Perhaps mask manufacturers?

ivan_gammel 14 hours ago [ - ]

It might be not that bad. “Good enough” open-weight models are almost there, the focus may shift to agentic workflows and effective prompting. The lifecycle of a model chip will be comparable to smartphones, getting longer and longer, with orchestration software being responsible for faster innovation cycles.

ACCount37 7 hours ago [ - ]

"Good enough" open weights models were "almost there" since 2022.

I distrust the notion.

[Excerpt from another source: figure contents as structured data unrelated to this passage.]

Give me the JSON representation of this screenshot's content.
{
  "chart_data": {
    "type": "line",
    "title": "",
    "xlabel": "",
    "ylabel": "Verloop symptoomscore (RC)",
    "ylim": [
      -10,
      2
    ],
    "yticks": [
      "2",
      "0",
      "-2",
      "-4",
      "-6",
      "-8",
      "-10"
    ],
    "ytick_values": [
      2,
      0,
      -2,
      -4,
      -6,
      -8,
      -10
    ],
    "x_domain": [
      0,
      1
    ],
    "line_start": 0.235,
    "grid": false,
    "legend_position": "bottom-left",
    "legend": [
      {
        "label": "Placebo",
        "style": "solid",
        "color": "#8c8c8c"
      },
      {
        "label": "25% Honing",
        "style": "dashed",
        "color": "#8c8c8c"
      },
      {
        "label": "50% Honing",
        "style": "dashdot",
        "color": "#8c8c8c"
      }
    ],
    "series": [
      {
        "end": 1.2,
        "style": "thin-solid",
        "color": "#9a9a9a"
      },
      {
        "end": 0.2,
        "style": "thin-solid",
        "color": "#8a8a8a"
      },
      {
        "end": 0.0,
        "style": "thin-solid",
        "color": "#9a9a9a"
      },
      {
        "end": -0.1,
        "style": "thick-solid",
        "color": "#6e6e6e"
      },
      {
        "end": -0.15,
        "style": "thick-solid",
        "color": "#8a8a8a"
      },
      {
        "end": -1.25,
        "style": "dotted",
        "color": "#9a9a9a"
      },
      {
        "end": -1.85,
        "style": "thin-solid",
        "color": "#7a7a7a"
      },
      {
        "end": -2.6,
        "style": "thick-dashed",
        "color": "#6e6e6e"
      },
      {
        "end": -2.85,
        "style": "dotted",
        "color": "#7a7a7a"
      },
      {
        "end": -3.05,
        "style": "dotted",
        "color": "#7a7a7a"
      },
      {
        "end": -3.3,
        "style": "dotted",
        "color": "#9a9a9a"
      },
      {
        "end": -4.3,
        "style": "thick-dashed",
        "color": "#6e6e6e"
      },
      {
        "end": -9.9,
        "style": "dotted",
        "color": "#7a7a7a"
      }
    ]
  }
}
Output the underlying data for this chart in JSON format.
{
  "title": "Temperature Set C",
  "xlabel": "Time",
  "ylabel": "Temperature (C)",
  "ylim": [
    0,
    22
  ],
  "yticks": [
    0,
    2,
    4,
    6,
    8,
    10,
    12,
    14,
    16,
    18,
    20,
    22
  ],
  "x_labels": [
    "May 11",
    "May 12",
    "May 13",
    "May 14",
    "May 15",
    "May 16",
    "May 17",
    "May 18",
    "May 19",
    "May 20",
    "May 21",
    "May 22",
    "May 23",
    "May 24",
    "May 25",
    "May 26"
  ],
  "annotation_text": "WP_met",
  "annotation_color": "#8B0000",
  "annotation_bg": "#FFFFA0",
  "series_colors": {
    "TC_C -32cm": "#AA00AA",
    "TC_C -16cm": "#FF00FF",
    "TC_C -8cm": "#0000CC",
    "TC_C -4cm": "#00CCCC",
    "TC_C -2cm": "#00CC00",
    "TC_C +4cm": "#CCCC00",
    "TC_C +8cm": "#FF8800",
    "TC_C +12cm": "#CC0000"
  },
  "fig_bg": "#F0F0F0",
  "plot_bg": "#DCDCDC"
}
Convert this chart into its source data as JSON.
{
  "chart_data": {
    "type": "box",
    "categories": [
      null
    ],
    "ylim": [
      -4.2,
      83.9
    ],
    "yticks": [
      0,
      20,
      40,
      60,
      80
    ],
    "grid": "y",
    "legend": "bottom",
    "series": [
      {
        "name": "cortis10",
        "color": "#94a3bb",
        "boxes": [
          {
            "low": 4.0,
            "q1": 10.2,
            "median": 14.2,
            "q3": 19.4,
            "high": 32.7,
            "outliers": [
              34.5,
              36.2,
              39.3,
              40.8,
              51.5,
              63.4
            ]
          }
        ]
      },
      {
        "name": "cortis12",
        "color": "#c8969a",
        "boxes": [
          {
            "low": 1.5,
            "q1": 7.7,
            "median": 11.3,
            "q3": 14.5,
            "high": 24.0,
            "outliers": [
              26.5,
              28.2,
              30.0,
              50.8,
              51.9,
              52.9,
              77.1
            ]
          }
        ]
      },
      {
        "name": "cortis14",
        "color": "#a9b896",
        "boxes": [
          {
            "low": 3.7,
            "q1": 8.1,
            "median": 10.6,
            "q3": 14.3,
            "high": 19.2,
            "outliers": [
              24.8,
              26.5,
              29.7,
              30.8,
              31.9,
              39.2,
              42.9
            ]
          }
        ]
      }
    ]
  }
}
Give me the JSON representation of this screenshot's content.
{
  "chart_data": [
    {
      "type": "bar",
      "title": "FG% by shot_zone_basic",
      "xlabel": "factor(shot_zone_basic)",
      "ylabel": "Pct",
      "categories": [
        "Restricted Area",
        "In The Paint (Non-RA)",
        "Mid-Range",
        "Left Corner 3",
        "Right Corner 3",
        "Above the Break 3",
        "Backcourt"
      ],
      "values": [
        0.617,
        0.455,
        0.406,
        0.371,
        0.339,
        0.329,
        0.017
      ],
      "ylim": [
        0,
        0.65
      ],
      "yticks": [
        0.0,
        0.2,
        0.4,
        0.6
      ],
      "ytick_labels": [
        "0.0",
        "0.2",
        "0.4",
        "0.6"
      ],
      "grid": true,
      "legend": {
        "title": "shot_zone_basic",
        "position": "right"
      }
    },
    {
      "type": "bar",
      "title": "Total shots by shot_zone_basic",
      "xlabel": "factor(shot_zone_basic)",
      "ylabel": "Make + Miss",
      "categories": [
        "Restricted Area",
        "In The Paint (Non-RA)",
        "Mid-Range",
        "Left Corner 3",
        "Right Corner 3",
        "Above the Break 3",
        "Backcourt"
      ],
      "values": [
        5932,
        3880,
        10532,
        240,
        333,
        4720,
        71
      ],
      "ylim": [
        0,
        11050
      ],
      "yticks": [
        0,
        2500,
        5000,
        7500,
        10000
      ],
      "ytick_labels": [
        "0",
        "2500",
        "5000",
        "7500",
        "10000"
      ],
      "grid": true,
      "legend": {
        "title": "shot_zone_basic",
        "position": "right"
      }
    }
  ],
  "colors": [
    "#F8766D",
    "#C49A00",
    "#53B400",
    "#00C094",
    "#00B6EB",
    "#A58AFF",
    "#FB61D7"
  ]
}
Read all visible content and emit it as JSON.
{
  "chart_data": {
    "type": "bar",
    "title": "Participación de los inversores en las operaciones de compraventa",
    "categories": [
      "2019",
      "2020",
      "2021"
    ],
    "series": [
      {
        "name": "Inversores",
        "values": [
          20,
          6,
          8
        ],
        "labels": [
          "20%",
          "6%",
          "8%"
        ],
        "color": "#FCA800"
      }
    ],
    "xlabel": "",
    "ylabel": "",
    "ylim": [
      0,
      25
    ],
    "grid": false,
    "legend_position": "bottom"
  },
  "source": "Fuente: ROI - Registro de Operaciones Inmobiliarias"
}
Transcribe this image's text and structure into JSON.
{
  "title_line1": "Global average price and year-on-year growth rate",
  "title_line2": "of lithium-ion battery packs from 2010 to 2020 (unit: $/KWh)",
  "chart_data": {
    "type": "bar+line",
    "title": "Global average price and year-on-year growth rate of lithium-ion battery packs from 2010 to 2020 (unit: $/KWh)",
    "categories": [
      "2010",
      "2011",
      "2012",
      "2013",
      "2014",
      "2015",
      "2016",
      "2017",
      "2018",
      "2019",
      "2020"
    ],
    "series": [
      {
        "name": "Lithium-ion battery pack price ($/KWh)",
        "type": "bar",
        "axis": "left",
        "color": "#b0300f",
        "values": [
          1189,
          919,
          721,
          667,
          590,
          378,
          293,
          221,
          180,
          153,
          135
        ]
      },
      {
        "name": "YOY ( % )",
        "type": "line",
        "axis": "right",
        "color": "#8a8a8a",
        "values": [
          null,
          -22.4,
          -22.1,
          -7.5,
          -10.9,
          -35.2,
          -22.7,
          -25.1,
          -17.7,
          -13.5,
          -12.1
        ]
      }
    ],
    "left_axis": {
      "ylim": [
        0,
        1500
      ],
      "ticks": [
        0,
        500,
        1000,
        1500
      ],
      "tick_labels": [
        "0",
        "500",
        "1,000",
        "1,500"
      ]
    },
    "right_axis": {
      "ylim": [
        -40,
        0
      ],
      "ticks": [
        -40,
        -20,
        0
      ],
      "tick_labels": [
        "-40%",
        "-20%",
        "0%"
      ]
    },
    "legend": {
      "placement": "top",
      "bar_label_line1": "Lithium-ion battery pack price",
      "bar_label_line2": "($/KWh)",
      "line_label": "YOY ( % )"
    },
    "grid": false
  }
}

The bar of "good enough" seems to be bolted to "like today's frontier models", and frontier model performance only ever goes up.

ivan_gammel 6 hours ago [ - ]

The generation of frontier models from H1 2025 is the good enough benchmark.

ACCount37 6 hours ago [ - ]

Flash forward one year and it'll be H1 2026.

ivan_gammel 4 hours ago [ - ]

I don’t see why. Today frontier models are already 2 generations ahead of good enough. For many users they did not offer substantial improvement, sometimes things got even worse. What is going to happen within 1 year that will make users desire something beyond already working solution? LLMs are reaching maturity faster than smartphones, which now are good enough to stay on the same model for at least 5-6 years.

m101 14 hours ago [ - ]

If you’re running at 17k tokens / s what is the point of multiple agents?

ivan_gammel 13 hours ago [ - ]

Different skills and context. Llama 3.1 8B has just 128k context length, so packing everything in it may be not a great idea. You may want one agent analyzing the requirements and designing architecture, one writing tests, another one writing implementation and the third one doing code review. With LLMs it’s also matters not just what you have in context, but also what is absent, so that model will not overthink it.

EDIT: just in case, I define agent as inference unit with specific preloaded context, in this case, at this speed they don’t have to be async - they may run in sequence in multiple iterations.